Be sure to document your results. Here's an example of some results:
|Concurrency||# Queries run||DWU||Min duration(s)||Max duration(S)||Median duration(s)|
Mixed workload tests
Mixed workload testing is an extension of the concurrent query tests. By adding a data loading process into the workload mix, the workload will better simulate a real production workload.
Optimize the data
Depending on the query workload running on Azure Synapse, you may need to optimize your data warehouse's distributions and indexes and rerun the tests. For more information, see Best practices for dedicated SQL pools in Azure Synapse Analytics.
The most common mistakes seen during setup are:
- Large queries run with a resource class that's too low.
- The dedicated SQL pool service level DWUs are too low for the workload.
- Large tables require hash distribution.
To improve query performance, you can:
- Create materialized views, which can accelerate queries involving common aggregations.

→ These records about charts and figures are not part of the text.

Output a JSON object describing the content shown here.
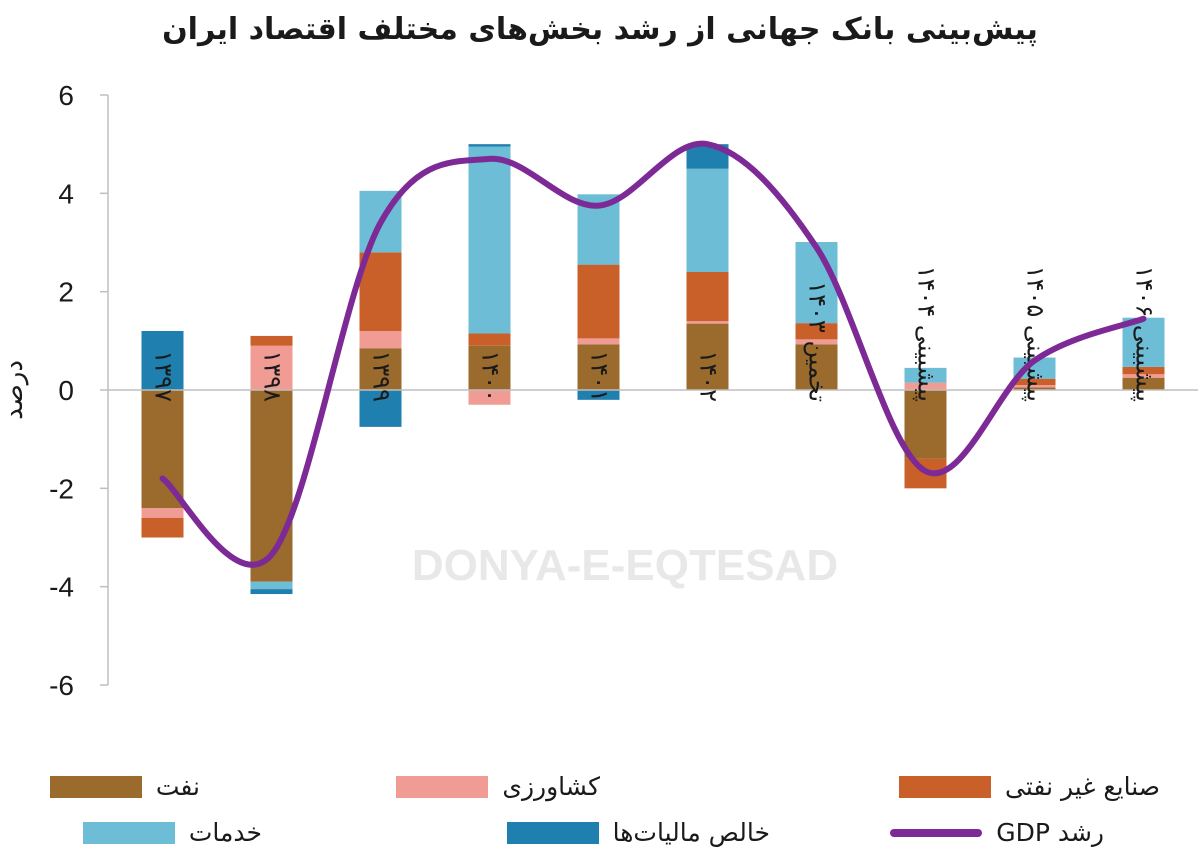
{
  "chart_data": {
    "type": "bar",
    "stacked": true,
    "title": "پیش‌بینی بانک جهانی از رشد بخش‌های مختلف اقتصاد ایران",
    "ylabel": "درصد",
    "ylim": [
      -6,
      6
    ],
    "yticks": [
      6,
      4,
      2,
      0,
      -2,
      -4,
      -6
    ],
    "ytick_labels": [
      "6",
      "4",
      "2",
      "0",
      "-2",
      "-4",
      "-6"
    ],
    "categories": [
      "۱۳۹۷",
      "۱۳۹۸",
      "۱۳۹۹",
      "۱۴۰۰",
      "۱۴۰۱",
      "۱۴۰۲",
      "تخمین ۱۴۰۳",
      "پیشبینی ۱۴۰۴",
      "پیشبینی ۱۴۰۵",
      "پیشبینی ۱۴۰۶"
    ],
    "series": [
      {
        "name": "نفت",
        "color": "#9a6b2c",
        "values": [
          -2.4,
          -3.9,
          0.85,
          0.9,
          0.93,
          1.35,
          0.93,
          -1.4,
          0.05,
          0.25
        ]
      },
      {
        "name": "کشاورزی",
        "color": "#f09c94",
        "values": [
          -0.2,
          0.9,
          0.35,
          -0.3,
          0.12,
          0.05,
          0.1,
          0.15,
          0.05,
          0.07
        ]
      },
      {
        "name": "صنایع غیر نفتی",
        "color": "#c9602a",
        "values": [
          -0.4,
          0.2,
          1.6,
          0.25,
          1.5,
          1.0,
          0.33,
          -0.6,
          0.13,
          0.15
        ]
      },
      {
        "name": "خدمات",
        "color": "#6cbdd5",
        "values": [
          0,
          -0.15,
          1.25,
          3.8,
          1.43,
          2.1,
          1.65,
          0.3,
          0.43,
          1.0
        ]
      },
      {
        "name": "خالص مالیات‌ها",
        "color": "#1f7fae",
        "values": [
          1.2,
          -0.1,
          -0.75,
          0.05,
          -0.2,
          0.5,
          0,
          0,
          0,
          0
        ]
      }
    ],
    "line_series": {
      "name": "رشد GDP",
      "color": "#7d2a96",
      "values": [
        -1.8,
        -3.35,
        3.4,
        4.7,
        3.75,
        5.0,
        2.9,
        -1.65,
        0.6,
        1.45
      ]
    },
    "legend_position": "bottom",
    "watermark": "DONYA-E-EQTESAD",
    "grid": false
  }
}
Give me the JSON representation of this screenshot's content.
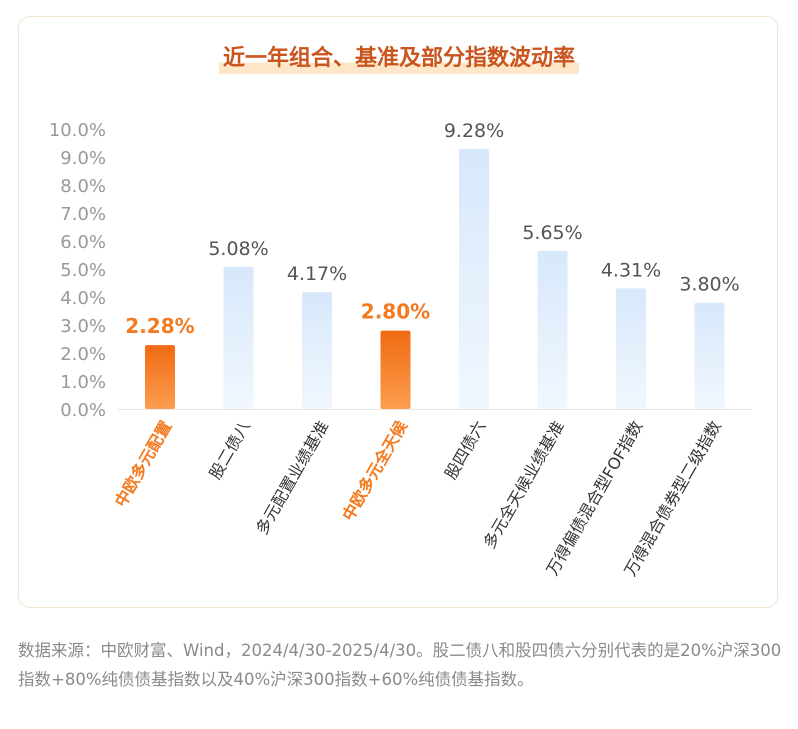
{
  "chart_data": {
    "type": "bar",
    "title": "近一年组合、基准及部分指数波动率",
    "categories": [
      "中欧多元配置",
      "股二债八",
      "多元配置业绩基准",
      "中欧多元全天候",
      "股四债六",
      "多元全天候业绩基准",
      "万得偏债混合型FOF指数",
      "万得混合债券型二级指数"
    ],
    "values": [
      2.28,
      5.08,
      4.17,
      2.8,
      9.28,
      5.65,
      4.31,
      3.8
    ],
    "value_labels": [
      "2.28%",
      "5.08%",
      "4.17%",
      "2.80%",
      "9.28%",
      "5.65%",
      "4.31%",
      "3.80%"
    ],
    "highlight": [
      true,
      false,
      false,
      true,
      false,
      false,
      false,
      false
    ],
    "yticks": [
      "0.0%",
      "1.0%",
      "2.0%",
      "3.0%",
      "4.0%",
      "5.0%",
      "6.0%",
      "7.0%",
      "8.0%",
      "9.0%",
      "10.0%"
    ],
    "ylim": [
      0,
      10
    ],
    "grid": false,
    "xlabel": "",
    "ylabel": "",
    "colors": {
      "highlight_bar": "#f47a20",
      "highlight_text": "#f47a20",
      "normal_bar": "#dcebfb",
      "normal_text": "#555555",
      "axis_text": "#999999",
      "title": "#c9541c"
    }
  },
  "footnote": "数据来源：中欧财富、Wind，2024/4/30-2025/4/30。股二债八和股四债六分别代表的是20%沪深300指数+80%纯债债基指数以及40%沪深300指数+60%纯债债基指数。"
}
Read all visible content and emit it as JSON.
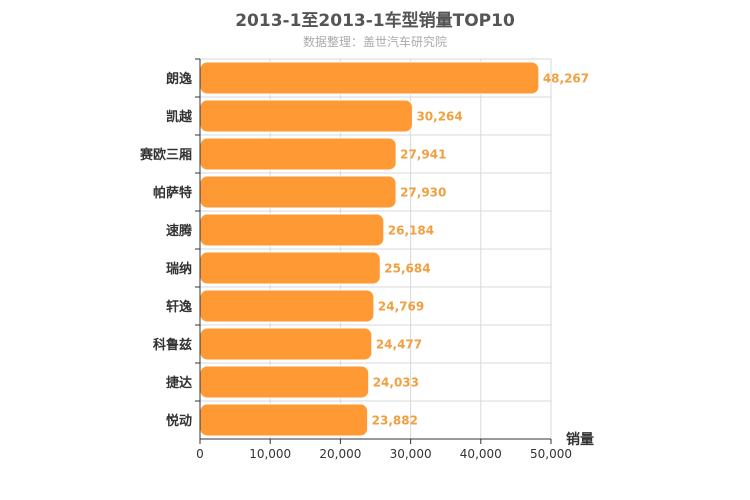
{
  "chart_data": {
    "type": "bar",
    "orientation": "horizontal",
    "title": "2013-1至2013-1车型销量TOP10",
    "subtitle": "数据整理：盖世汽车研究院",
    "xlabel": "销量",
    "ylabel": "",
    "categories": [
      "朗逸",
      "凯越",
      "赛欧三厢",
      "帕萨特",
      "速腾",
      "瑞纳",
      "轩逸",
      "科鲁兹",
      "捷达",
      "悦动"
    ],
    "values": [
      48267,
      30264,
      27941,
      27930,
      26184,
      25684,
      24769,
      24477,
      24033,
      23882
    ],
    "value_labels": [
      "48,267",
      "30,264",
      "27,941",
      "27,930",
      "26,184",
      "25,684",
      "24,769",
      "24,477",
      "24,033",
      "23,882"
    ],
    "xlim": [
      0,
      50000
    ],
    "xticks": [
      0,
      10000,
      20000,
      30000,
      40000,
      50000
    ],
    "xtick_labels": [
      "0",
      "10,000",
      "20,000",
      "30,000",
      "40,000",
      "50,000"
    ],
    "grid": true,
    "legend": "none",
    "colors": {
      "bar": "#ff9933",
      "bar_border": "#ffffff",
      "value_label": "#f0a040",
      "grid": "#d8d8d8",
      "axis": "#333333"
    }
  }
}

- Replicate tables, especially for small dimension tables.
- Hash distribute large fact tables that are joined or aggregated.
Value added tests
Once query performance testing is complete, it's a good time to test specific features to verify that they satisfy your intended use cases. These features include:
- Row-level security
- Column-level security
- Dynamic data masking
- Intra-cluster scaling via workload isolation
Finally, you need to interpret your POC results.
Interpret the POC results
Once you have test results for your data warehouse, it's important to interpret that data. A common approach you can take is to compare the runs in terms of price/performance. Simply put, price/performance removes the differences in price per DWU or service hardware and provides a single comparable number for each performance test.
Here's an example:
|Test||Test duration||DWU||$/hr for DWU||Cost of test|
|Test 1||10 min||1000||$12/hr||$2|
|Test 2||30 min||500||$6/hr||$3|
This example makes it easy to see that Test 1 at DWU1000 is more cost effective at $2 per test run compared with $3 per test run.
You can also use this methodology to compare results across vendors in a POC.
In summary, once you complete all the POC tests, you're ready to evaluate the results. Begin by evaluating whether the POC goals have been met and the desired outputs collected. Make note of where additional testing is warranted and additional questions that were raised.